# Apache auf richtigen Unterordner zeigen lassen??



## zedriq (31. Aug. 2010)

Hallo zusammen,

irgendwie schaffe ich es nicht auf den richtigen Unterordner zu verweisen. Der Apache ist installiert und bei Eingabe der IP zeigt er auch das obligatorische *It works!* an, welches bekanntlicherweise in Form einer *index.html* im Unterordner */usr/share/apache2/default-site *liegt.

Die anzusprechende Webseite liegt aber im Unterordner _*/home/test/v2*_.

Wo muss ich dies nun konfigurieren, damit ich bei Eingabe der IP/Alias auf automatisch auf dieses Unterverzeichnis verweise.

Dazu noch eine Frage am Rande: Die Webseite basiert auf Nuke 7.8. Muss ich in Nuke auch etwas einstellen, damit Nuke weiss, in welchem Unterordner (und abwärts) es sich bewegen muss?

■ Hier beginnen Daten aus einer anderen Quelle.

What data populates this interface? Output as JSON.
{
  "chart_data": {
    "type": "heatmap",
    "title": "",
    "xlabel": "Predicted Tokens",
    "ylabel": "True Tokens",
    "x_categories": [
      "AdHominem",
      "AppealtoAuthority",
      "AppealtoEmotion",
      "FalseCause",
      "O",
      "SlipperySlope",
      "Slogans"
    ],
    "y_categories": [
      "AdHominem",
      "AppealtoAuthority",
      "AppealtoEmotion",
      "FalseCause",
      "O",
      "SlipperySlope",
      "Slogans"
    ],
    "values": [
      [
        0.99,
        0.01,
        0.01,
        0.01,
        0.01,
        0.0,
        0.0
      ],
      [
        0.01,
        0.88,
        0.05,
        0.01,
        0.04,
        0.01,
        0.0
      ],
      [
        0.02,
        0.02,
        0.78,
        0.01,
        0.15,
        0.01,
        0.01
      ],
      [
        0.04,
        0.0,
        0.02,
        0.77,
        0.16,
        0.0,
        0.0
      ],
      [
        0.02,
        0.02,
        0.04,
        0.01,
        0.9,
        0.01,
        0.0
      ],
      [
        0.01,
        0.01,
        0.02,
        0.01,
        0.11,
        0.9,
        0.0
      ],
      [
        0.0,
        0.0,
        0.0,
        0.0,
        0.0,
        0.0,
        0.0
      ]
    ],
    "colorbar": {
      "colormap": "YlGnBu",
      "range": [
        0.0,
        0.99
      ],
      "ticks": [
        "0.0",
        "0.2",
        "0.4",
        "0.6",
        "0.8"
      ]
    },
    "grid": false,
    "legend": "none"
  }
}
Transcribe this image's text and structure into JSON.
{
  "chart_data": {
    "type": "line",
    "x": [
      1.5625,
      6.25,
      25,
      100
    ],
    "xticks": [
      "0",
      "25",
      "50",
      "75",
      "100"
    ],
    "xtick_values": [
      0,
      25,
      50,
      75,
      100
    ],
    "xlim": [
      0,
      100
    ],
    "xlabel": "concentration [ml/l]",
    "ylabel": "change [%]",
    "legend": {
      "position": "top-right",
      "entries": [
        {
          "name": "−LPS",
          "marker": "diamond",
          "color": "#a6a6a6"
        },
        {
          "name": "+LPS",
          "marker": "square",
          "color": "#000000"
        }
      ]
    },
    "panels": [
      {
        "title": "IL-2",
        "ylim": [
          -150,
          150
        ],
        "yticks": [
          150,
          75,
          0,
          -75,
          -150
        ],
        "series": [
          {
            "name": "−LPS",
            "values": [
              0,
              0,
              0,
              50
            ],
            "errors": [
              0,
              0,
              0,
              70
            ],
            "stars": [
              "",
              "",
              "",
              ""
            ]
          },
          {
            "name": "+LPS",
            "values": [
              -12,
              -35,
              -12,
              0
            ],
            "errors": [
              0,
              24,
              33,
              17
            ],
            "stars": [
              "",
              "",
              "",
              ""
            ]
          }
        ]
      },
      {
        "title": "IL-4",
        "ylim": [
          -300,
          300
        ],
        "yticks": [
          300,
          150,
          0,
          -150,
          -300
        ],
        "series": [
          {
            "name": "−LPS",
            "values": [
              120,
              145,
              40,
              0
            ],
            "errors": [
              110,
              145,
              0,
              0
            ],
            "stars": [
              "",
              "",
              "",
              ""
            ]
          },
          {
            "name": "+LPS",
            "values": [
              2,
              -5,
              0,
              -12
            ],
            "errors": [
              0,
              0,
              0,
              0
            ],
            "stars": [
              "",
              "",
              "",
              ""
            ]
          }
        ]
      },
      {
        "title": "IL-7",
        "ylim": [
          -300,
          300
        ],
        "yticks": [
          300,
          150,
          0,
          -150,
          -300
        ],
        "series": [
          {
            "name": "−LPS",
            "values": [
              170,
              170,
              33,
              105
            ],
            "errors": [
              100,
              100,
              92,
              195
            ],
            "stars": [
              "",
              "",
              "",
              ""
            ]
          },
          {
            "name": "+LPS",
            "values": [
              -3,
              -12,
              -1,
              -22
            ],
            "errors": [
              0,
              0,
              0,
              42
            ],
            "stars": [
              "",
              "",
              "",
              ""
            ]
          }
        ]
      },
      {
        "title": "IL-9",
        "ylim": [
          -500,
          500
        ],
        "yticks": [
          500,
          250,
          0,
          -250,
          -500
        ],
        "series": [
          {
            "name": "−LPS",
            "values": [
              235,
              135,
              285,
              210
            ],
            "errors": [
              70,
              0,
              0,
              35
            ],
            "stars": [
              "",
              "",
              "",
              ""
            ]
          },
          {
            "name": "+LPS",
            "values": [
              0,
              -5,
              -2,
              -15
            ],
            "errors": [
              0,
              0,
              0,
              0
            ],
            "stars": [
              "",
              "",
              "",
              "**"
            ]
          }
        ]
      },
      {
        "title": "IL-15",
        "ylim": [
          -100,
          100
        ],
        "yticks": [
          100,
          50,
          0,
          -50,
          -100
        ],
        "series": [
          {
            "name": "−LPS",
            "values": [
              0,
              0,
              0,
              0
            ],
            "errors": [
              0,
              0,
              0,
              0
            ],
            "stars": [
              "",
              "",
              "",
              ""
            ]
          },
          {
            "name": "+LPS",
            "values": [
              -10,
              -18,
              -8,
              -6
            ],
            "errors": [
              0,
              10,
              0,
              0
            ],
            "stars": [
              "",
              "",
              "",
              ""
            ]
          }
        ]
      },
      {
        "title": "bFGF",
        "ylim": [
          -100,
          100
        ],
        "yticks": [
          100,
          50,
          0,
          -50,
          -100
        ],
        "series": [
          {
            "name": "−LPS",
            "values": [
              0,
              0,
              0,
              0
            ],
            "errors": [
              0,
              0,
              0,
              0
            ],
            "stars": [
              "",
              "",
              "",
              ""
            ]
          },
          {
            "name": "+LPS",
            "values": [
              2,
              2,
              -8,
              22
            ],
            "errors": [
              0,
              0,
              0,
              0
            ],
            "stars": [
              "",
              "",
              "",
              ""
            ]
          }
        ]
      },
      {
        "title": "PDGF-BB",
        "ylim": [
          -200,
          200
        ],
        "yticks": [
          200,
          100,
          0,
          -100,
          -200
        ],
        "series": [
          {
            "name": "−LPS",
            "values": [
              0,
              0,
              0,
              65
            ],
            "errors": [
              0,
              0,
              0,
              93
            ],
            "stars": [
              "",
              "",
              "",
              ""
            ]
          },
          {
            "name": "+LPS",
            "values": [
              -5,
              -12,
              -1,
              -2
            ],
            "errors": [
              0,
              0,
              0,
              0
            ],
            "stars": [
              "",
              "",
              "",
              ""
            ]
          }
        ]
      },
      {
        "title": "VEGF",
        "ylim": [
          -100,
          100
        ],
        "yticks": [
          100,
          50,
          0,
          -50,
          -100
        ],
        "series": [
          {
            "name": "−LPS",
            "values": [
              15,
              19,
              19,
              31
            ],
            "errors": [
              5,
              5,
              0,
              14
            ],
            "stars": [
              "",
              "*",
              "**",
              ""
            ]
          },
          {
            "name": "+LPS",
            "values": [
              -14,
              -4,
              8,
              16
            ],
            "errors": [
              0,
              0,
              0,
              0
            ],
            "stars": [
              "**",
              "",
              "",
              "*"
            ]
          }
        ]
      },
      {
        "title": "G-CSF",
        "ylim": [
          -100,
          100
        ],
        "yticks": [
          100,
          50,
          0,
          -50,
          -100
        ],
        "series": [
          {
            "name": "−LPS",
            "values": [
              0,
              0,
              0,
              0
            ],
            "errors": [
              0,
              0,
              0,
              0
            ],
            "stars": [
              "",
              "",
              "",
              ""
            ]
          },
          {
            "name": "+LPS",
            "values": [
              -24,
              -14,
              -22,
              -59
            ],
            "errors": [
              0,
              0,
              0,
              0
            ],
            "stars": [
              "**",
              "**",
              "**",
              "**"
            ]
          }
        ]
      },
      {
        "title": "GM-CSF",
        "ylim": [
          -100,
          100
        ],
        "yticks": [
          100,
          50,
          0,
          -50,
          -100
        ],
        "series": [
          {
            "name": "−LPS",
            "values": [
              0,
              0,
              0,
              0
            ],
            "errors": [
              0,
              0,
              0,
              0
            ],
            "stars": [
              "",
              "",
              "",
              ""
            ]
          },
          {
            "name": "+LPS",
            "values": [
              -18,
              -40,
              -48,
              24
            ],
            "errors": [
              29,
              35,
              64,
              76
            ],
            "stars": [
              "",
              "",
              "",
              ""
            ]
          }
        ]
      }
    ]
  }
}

Bitte um Hilfe, da ich echt nicht weiterkomme.


----------



## csiebert (6. Sep. 2010)

hast du denn schon einen vhost dafür angelegt?


----------



## zedriq (6. Sep. 2010)

hmm...stelle die frage hier nur in vertretung, daher kann ich nicht sagen ob oder ob nicht... 

sorry for that.

gehen wir mal davon aus, dass nicht...

wie/wo legt man diesen denn an?

lg, zed


----------



## csiebert (6. Sep. 2010)

ausgehend davon, dass du kein ispconfig verwendest, legst du sie in dem ordner an, in dem deine apache-konfig sie erwartet. bei debian ist das /etc/apache2/sites-available

nimm dir einfach die konfiguration _default _und passe sie deinen bedürfnissen an. anschließend einen symlink im ordner /etc/apache2/sites-enabled erstellen, a2ensite _vhost _erledigt dies automatisch für dich. anschließend _/etc/init.d/apache2 reload_ ausführen, und schon läufts...

gruß, chris


----------



## zedriq (6. Sep. 2010)

danke vielmals! 
das klingt schonmal vielversprechend und leite ich erstmal so weiter.

ich melde mich bei bedarf wieder.

lg, zed


----------



## zedriq (21. Okt. 2010)

Nach längerer Zeit haben wir endlich mal Zeit finden können, und der Angelegenheit annehmen zu können. Leider funktioniert es immer noch nicht. 

Scheinbar liegt es an einem Aufruf in der mainfile.php, wobei ich mir nicht vorstellen kann, warum es auf dem bestehenden Server mit demselben Aufruf funktionieren sollte...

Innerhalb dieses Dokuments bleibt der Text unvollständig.